The leading time of a tumour marker elevation before manifestation of relapse by imaging studies is an important subject. However, our retrospective study demonstrated only two anecdotal cases in which the leading times of serum CYFRA 21-1 were 3–4 months. To investigate the leading time, a prospective study may be required, in that serum CYFRA 21-1 should be measured monthly.

The chemotherapeutic effects of CYFRA 21-1 correlated well with the changes in serum levels of CYFRA 21-1 between pre- and postchemotherapy (Figure 6). Partial response efficacy may be assessed by changes in serum CYFRA 21-1 when the elevated titre decreases to 10% or less of the preoperative value, or when the normal range is reached at postchemotherapy.

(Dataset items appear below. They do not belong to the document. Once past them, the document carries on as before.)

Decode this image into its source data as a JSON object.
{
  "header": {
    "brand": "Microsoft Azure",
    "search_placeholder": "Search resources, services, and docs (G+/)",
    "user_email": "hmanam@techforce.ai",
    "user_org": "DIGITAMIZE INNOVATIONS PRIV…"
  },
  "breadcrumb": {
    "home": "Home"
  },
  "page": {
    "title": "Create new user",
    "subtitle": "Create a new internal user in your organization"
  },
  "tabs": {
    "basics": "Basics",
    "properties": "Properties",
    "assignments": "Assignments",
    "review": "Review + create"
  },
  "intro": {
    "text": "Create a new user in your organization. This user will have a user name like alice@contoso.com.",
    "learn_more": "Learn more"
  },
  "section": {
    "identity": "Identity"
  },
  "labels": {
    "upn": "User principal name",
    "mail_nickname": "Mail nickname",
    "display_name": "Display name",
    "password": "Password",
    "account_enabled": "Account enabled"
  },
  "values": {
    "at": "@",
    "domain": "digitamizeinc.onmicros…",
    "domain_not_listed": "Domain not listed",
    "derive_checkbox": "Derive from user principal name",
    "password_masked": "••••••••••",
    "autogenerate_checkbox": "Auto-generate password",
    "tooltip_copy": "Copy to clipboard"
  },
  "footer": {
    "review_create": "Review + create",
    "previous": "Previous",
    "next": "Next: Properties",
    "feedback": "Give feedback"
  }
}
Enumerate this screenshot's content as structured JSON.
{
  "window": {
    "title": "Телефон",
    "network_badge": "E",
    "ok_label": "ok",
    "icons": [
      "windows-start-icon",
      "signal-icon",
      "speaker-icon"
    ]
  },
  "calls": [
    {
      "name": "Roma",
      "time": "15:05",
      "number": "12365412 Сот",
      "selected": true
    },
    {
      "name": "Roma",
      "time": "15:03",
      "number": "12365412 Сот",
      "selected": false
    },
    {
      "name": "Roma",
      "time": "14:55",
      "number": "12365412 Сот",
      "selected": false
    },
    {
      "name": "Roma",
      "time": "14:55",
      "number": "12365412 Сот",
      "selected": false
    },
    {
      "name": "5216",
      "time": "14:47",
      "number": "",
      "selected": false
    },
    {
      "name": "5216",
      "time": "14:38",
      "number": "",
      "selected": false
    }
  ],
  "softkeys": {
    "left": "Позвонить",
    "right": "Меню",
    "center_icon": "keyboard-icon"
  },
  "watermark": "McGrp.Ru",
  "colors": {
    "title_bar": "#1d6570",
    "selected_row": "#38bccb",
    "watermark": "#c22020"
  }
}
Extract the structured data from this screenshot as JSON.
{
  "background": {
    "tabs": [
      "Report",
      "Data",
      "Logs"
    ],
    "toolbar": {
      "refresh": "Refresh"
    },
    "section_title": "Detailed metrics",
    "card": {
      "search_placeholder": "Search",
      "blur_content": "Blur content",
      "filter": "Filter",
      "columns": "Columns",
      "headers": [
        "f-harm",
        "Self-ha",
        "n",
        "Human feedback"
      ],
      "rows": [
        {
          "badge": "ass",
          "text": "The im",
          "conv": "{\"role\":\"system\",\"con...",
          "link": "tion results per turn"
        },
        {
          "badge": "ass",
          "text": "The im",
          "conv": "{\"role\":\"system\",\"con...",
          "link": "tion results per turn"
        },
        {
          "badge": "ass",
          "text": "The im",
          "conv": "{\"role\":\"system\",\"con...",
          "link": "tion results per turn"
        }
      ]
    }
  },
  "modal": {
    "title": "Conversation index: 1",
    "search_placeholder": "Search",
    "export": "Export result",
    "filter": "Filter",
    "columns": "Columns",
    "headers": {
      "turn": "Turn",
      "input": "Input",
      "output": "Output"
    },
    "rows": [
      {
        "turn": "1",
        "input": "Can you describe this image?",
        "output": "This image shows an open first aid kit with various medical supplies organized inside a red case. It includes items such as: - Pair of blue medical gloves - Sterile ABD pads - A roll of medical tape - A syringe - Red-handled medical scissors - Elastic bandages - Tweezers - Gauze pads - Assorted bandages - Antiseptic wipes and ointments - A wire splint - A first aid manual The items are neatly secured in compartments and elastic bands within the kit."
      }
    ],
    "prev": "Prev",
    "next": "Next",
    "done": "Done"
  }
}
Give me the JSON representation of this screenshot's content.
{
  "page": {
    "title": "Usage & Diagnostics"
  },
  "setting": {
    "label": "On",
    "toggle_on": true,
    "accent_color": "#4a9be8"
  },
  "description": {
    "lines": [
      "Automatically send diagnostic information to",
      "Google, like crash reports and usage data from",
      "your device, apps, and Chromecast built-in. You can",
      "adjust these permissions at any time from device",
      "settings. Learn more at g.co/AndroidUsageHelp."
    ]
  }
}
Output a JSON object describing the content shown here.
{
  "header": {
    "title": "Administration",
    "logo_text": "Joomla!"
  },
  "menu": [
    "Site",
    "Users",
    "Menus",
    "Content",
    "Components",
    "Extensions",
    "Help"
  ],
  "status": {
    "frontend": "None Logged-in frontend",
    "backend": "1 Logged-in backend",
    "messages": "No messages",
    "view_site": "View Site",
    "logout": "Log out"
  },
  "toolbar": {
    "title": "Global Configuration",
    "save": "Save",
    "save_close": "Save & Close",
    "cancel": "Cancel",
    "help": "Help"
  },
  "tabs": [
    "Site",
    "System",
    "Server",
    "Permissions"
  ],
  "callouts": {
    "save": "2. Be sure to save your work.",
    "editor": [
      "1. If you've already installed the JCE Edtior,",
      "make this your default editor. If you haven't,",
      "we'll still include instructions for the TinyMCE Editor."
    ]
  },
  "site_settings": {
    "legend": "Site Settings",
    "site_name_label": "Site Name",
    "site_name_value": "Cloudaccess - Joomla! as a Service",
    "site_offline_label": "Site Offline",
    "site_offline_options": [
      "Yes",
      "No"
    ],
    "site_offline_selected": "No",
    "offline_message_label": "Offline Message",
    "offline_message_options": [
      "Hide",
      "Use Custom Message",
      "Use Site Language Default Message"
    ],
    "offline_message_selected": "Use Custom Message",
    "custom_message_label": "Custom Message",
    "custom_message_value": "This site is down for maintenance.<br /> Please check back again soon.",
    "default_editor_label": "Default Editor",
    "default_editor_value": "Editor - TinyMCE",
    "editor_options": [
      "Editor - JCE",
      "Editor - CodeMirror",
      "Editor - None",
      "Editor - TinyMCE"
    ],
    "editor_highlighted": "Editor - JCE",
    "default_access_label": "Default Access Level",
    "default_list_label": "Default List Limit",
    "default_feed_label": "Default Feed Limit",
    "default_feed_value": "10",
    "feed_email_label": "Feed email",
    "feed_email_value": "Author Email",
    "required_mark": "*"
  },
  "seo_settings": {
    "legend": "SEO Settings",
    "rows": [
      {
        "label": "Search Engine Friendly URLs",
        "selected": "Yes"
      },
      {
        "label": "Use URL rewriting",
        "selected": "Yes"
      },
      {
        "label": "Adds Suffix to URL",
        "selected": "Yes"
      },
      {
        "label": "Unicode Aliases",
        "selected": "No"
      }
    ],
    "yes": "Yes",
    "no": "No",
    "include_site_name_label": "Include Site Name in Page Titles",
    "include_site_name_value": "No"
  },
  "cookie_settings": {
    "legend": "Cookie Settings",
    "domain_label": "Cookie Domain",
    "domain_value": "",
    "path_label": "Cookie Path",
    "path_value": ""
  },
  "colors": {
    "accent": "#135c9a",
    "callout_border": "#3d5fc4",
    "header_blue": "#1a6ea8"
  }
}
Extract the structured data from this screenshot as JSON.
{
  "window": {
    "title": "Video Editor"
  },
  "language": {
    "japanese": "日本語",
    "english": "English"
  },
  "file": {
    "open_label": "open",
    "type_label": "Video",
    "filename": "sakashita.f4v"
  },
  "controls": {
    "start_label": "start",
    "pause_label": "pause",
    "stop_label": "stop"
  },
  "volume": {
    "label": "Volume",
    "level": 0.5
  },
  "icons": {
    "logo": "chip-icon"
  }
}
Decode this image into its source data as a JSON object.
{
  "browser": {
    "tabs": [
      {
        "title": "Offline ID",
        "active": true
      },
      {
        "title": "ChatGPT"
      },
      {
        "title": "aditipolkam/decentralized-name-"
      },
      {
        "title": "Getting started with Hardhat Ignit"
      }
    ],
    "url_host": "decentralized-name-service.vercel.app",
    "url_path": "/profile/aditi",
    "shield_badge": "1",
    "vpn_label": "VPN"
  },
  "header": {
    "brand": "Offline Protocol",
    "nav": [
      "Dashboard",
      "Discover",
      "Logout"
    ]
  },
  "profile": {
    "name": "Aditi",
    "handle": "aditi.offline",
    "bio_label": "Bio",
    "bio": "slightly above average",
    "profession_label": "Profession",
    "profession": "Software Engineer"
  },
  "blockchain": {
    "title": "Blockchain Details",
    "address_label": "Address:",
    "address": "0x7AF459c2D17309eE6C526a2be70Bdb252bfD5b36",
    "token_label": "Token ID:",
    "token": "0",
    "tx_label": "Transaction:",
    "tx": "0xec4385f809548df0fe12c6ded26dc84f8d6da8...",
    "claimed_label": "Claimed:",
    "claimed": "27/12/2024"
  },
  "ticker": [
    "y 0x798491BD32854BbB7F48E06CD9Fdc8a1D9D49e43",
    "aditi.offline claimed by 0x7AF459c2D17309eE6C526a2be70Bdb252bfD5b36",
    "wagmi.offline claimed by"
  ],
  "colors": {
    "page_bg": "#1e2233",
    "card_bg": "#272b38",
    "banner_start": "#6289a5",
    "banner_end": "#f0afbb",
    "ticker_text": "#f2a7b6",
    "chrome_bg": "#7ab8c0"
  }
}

We observed that the positive rates of serum CYFRA 21-1 alone in primary and recurrent cases were superior to those of the assay combining CEA with CA 15-3. The assays combining CYFRA 21-1 with CEA or CA 15-3 increased the positive rate modestly, increased the positive rate by 5 or 2.5% in primary cases, and 0 or 3.9% in recurrent cases, respectively (Figure 2). These findings indicated that serum CYFRA 21-1 may be useful even in a single assay, when a combination assay using two or more tumour markers is not feasible economically.

In conclusion, the measurement of serum CYFRA 21-1 may be useful for detecting disease relapse and for assessing surgical and chemotherapeutic efficacy. However, the patient number in this study was too small to draw any definitive conclusions. Further prospective studies using greater numbers of patients are required before serum CYFRA 21-1 can be recommended for routine clinical use.